Daniël Frans Struyf, 24 augustus 1914
Als haringen gevangen in een ton
Wij arriveren eindelijk in Mariembourg, het meest zuidelijke punt van de provincie Namen en gelegen op een boogscheut van Frankrijk. Ik ben uitgeput, mijn makkers ook. We hebben het ternauwernood gehaald en ik besef ten volle dat we door het oog van de naald zijn gekropen. Er staat hier een trein op ons te wachten die ons naar Rouen zal brengen. Met 65 personen tegelijk worden wij in een beestenwagen geduwd, die ons langs Couvin, Tergnier, Ham, Chaulnes en Amiens naar onze uiteindelijke bestemming voert. Het wordt een helse rit van meer dan tweeëndertig uur, zonder eten of drinken en met slechts enkele rustpauzes. Ik overpeins de laatste uren en dagen en prijs mezelf gelukkig deze oorlogsverschrikkingen heelhuids en ongeschonden overleefd te hebben.
Daniël Frans Struyf, 23 augustus 1914
De calvarietocht naar Frankrijk
De aftocht uit Namen is een feit. Van alle kanten komen de Belgische troepen naar de stad afgezakt. Wij, de pontonniers, krijgen het bevel om de bruggen Jambes en Luxemburg met explosieven te vernietigen. Men verzekert ons dat de Duitsers onderweg zijn naar Namen. De stad en citadel worden onophoudelijk bestookt met Duitse artillerie.
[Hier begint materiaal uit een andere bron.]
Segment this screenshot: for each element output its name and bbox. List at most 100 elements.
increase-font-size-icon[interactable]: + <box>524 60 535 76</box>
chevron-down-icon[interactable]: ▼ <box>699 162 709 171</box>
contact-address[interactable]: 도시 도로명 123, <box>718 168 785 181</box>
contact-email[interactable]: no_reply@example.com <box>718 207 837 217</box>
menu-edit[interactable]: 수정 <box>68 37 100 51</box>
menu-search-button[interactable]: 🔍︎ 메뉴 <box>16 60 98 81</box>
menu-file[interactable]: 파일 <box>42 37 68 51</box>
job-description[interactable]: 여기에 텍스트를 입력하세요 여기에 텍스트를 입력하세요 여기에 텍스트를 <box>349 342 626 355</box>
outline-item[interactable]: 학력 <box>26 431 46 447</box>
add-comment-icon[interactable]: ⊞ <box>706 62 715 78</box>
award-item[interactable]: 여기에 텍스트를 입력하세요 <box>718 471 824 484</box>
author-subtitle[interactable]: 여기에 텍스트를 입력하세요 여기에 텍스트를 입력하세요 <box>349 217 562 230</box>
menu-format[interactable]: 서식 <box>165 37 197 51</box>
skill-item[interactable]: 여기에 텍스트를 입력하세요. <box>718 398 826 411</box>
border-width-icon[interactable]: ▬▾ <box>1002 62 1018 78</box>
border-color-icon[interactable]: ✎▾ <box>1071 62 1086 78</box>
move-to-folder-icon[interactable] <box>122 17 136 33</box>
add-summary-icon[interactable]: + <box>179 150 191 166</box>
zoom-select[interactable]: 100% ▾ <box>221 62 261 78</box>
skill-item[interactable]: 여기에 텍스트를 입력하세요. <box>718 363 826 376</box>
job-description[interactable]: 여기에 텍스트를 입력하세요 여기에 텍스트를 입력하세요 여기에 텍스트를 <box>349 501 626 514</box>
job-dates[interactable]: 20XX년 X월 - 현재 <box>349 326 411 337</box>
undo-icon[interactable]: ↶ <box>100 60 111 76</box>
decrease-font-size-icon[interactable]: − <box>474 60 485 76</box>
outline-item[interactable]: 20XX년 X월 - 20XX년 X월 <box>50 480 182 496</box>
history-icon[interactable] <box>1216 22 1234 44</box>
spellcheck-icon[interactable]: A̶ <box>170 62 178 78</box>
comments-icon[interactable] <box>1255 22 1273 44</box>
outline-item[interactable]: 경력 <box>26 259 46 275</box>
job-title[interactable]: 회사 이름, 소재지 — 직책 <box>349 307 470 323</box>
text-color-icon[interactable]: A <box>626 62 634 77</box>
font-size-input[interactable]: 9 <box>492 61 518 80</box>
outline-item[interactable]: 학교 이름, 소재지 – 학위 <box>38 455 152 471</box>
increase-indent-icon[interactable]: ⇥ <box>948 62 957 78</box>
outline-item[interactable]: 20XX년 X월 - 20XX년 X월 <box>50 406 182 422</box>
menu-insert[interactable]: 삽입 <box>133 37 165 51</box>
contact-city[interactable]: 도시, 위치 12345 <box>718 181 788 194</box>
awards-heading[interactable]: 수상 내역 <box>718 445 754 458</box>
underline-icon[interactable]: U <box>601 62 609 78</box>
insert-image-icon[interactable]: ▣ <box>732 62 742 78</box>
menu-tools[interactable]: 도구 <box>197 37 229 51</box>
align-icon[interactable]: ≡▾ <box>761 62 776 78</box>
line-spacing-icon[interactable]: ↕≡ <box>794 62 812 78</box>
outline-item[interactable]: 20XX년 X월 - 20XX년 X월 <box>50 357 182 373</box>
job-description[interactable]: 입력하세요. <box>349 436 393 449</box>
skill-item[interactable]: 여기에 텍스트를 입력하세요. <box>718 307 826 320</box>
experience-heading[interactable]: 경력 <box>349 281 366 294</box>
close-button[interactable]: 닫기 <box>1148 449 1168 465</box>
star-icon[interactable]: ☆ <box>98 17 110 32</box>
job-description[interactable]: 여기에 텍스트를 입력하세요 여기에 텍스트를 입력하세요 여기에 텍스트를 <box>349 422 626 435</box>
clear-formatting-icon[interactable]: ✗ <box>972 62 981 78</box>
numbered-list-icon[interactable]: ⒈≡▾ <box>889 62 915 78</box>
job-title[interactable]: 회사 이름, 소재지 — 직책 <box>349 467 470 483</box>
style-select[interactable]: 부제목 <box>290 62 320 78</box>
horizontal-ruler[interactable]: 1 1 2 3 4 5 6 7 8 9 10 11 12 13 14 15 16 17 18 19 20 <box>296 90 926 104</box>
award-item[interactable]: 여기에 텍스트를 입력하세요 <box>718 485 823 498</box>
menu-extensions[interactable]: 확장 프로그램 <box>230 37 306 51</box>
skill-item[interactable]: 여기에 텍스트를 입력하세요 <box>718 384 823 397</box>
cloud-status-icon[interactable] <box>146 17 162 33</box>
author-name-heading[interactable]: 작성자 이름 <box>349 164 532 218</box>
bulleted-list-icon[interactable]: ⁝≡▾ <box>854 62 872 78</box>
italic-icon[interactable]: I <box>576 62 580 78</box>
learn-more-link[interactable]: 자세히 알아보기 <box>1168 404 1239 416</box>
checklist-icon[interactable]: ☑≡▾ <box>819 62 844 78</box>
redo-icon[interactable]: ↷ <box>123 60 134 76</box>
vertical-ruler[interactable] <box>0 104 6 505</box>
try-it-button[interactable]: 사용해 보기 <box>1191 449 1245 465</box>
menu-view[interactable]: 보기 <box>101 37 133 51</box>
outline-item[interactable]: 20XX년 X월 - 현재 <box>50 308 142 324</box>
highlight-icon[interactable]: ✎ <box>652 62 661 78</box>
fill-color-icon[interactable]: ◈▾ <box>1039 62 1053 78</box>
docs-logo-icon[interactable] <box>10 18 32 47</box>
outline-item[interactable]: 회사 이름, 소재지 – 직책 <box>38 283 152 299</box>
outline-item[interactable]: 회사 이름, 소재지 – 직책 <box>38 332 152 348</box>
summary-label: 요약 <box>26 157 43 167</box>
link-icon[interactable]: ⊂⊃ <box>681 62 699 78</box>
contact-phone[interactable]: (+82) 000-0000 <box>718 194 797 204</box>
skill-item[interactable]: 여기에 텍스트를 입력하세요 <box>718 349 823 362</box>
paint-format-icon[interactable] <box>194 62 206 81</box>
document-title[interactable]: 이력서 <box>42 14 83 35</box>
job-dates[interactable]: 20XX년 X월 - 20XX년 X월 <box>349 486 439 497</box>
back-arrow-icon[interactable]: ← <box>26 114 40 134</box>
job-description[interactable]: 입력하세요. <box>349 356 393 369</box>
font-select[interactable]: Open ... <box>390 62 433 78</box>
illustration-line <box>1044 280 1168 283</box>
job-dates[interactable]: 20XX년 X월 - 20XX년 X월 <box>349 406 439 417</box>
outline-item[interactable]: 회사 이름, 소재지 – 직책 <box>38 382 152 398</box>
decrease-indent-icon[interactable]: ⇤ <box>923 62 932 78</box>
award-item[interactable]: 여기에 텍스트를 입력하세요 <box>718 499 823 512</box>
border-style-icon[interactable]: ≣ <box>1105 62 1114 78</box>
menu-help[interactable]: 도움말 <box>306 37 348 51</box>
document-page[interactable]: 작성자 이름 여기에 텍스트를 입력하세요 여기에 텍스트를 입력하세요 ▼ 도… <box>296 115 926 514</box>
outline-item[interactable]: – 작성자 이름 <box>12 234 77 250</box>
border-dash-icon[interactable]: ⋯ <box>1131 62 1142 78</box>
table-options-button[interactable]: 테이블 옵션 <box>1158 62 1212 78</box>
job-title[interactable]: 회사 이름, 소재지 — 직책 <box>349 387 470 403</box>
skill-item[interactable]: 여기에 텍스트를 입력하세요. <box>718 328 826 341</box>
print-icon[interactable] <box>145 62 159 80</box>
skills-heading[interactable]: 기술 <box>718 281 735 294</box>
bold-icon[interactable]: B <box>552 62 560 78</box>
Zonder enige bezittingen behalve ons geweer en onze kardoezen beklimmen wij de weg langs Wépion richting Frankrijk. Onderweg treffen wij de bloedige sporen aan van de hevige gevechten die hebben plaatsgevonden tussen de aftrekkende 4de divisie en de voorhoede van het oprukkende Pruisische leger. De bossen van Villers liggen bezaaid met talloze lijken, verbrijzelde wielen, vernietigde kanonnen en opengereten paarden. In de donkere nacht lijkt onze aftocht nog schrikbarender!
Roken doodt … fumer tue !
Onze oversten hebben ons uitdrukkelijk verboden te roken tijdens onze aftocht. Het vuur van een sigaret of pijp zou immers onze aanwezigheid kunnen verraden. Eén van mijn strijdmakkers, een groot liefhebber van tabakswaren, kan de bekoring niet weerstaan en strijkt, beschut vanuit een ondiepe gracht, zijn sigaret aan. Onmiddellijk vuurt een salvo geweerschoten vanuit het bos richting onze verdekte positie. Enkele makkers raken dodelijk getroffen. Wij werpen ons plat op onze buik en vrezen voorwaar dat ons laatste uur geslagen is. Eensklaps horen wij vanachter het struikgewas het ons welbekende qui vive (wie daar?) roepen. Deze roep van de wacht kan onmogelijk van de Duitsers komen, dus springen wij inderhaast overeind en roepen luidkeels dat wij Belgische strijdkrachten zijn op aftocht naar Frankrijk. Dan pas zien wij de Franse soldaten uit het donkere bos tevoorschijn komen. Met de tranen in de ogen vragen zij om vergeving. Zij hadden ons, nachtelijke bezoekers, voor Duitsers aangezien …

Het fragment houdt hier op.